Based on the specific characteristics of the urban rail under the express-slow mode and factors influencing its operation, we remodify (1) and propose a methodology to measure the maximum carrying capacity of a suburb line applying the express-slow mode.

[N.sub.max] = K x 3600/[T.sub.cycle] (3)

where [N.sub.max] is the maximum carrying capacity of a line under an express-slow mode (train); [T.sub.cycle] is the cycle time of a combined express-slow train ("s"); K is the total number of express and slow trains within a cycle time [T.sub.cycle] (train).

As shown in (3), the carrying capacity of a suburb line under the express-slow mode increases as the cycle time is reduced.

2.2. The Impacts of the Express-Slow Train Mode on the Line Carrying Capacity. In this section, we explore a combined impact of the ratio of the number of express and slow trains and the total number of overtaking maneuvers on the line carrying capacity under the express-slow mode. We assume that the time intervals of two departing trains are the same and the ratio of the number of express and slow trains is equal to k : m within a cycle [16-19].

As the situation that merely express trains are operated on a line does not allow the operated express trains to stop at any intermediate stations, which is unrealistic and would lead to large demand loss [20], this paper does not consider this situation. Given the ratio of the number of express and slow trains, the total number of overtaking maneuvers is also considered. To simplify the calculation, we only consider three types of situation when overtaking occurs once, twice or no overtaking occurs. In this way, seven different scenarios are designed to develop different methods to measure the line carrying capacity.

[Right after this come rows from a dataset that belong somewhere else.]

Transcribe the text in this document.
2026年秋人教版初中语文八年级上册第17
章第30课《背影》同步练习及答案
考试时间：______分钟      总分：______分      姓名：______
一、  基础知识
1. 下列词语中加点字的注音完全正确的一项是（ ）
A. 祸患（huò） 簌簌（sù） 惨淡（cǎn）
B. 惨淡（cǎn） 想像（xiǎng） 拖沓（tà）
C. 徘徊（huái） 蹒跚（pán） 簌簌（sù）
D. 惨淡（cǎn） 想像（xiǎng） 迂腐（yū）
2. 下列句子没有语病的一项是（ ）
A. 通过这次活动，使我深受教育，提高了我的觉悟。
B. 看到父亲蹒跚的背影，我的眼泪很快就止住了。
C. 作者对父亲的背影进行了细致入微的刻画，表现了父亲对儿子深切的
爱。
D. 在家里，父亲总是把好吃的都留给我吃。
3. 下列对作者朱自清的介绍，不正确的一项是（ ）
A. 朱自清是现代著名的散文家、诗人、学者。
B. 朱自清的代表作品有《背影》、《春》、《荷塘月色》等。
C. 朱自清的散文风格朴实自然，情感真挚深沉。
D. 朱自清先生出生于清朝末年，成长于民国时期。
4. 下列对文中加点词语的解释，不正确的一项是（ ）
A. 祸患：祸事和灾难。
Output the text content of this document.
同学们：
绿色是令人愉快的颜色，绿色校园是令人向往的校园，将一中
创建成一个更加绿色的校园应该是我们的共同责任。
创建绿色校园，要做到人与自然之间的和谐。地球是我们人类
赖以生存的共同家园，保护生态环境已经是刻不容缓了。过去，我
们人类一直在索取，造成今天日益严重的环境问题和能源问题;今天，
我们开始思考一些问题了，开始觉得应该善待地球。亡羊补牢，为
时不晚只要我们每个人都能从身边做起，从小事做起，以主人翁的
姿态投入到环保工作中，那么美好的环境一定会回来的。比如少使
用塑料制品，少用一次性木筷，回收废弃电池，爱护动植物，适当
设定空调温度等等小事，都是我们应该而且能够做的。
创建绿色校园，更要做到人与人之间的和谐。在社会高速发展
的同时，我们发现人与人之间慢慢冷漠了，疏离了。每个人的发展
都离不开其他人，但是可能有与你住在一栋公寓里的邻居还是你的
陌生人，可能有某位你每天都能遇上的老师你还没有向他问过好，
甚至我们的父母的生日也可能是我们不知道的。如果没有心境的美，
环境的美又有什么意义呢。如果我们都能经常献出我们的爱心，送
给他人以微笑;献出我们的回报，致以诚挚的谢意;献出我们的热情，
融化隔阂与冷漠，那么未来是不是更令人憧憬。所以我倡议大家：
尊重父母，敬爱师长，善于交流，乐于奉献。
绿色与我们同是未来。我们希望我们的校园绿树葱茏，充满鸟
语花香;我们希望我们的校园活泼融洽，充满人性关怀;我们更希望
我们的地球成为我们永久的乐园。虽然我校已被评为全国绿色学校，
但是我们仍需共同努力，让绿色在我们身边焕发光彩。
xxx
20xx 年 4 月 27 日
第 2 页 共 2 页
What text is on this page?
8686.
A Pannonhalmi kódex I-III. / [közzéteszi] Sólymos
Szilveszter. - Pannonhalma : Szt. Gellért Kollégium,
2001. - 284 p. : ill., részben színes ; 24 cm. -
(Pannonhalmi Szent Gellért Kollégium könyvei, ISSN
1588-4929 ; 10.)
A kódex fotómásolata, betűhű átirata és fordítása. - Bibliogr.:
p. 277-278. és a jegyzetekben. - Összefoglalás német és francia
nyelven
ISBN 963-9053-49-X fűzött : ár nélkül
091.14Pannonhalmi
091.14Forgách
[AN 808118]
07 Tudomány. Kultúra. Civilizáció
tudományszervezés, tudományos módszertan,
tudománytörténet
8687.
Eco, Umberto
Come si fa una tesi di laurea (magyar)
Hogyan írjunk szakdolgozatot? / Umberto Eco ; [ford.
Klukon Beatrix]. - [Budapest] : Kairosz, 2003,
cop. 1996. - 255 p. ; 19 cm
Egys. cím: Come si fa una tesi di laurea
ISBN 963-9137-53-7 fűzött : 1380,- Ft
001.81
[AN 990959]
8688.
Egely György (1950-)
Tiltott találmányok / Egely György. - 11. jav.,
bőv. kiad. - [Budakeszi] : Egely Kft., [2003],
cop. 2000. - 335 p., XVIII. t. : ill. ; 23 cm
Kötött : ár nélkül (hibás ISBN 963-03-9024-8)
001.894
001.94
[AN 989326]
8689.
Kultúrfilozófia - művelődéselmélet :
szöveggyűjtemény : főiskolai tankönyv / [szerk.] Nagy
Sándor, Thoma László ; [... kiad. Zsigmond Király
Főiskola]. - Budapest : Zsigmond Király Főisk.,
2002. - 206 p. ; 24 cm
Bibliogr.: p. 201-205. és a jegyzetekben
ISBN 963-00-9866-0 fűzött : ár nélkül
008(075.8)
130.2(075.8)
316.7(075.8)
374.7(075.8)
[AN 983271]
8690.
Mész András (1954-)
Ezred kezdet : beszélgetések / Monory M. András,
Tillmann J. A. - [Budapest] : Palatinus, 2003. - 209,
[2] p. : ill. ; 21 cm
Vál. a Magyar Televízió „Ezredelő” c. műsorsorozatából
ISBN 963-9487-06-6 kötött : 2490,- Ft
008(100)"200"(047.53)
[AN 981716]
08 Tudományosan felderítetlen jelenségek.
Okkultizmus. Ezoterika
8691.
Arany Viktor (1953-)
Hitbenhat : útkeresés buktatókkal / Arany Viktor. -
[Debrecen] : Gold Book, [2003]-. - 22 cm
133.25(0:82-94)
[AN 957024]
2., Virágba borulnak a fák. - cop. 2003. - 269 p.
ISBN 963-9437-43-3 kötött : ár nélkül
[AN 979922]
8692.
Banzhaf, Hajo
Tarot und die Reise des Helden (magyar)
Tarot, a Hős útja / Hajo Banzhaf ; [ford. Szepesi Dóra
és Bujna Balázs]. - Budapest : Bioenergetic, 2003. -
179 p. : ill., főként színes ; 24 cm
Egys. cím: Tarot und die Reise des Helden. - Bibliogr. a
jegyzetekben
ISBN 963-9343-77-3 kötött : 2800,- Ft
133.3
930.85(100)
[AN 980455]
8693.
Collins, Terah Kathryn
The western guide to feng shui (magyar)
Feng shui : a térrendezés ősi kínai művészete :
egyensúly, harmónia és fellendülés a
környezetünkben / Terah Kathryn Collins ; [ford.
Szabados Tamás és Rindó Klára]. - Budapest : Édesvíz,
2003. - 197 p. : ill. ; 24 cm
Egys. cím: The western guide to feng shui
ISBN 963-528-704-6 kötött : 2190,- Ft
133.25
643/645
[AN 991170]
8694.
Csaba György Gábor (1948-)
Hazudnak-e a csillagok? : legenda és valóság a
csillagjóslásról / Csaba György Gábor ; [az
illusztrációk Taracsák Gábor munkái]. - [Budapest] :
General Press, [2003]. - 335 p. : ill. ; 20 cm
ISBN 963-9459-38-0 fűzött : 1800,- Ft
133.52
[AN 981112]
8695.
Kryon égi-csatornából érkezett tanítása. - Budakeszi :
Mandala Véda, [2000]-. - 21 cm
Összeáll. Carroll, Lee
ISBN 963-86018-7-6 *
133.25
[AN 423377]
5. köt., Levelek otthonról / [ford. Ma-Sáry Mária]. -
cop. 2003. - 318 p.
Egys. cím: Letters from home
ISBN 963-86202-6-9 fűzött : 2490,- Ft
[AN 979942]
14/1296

Scenario 1 (only slow trains). In this scenario, as merely slow trains are operated and no overtaking occurs, the carrying capacity is measured based on the minimum time intervals between two slow trains. The equation is as (1).

This scenario is designed as the baseline of other proposed scenarios in order to figure out which scenario serves the best combination to maximize the line carrying capacity.

Scenario 2 (k :m = 1:1 and no overtaking). In this scenario, as no overtaking takes place, one express train is operated between two slow trains as shown in Figure 1.

Measuring the cycle time should consider the following two situations due to the higher speed of express trains [8, 21, 22]. First, if a slow train is operated before an express train, the time interval of the two trains arriving at the destination should not be larger than the minimum time interval of departures I. Second, if the situation is in the opposite, then the departure time difference of the two trains should be calculated. The cycle time of Scenario 2 is calculated as follows:

[T.sub.cycle] = 2I + n x [t.sub.stop], (4)

where n is the stopping frequency of a slow train; [t.sub.stop] is the sum of the time for acceleration and deceleration as well as the waiting time of a train at one station.

According to (3), the carrying capacity in Scenario 2, therefore, is calculated as follows:

[N.sub.max] = K x 3600/[T.sub.cycle] = 2 x 3600/(2I + n x [t.sub.stop]). (5)

As can be seen from (5), the carrying capacity of Scenario 2 is determined by the stopping frequency n and the departure time interval I, which is constant when the operation scheme has been scheduled.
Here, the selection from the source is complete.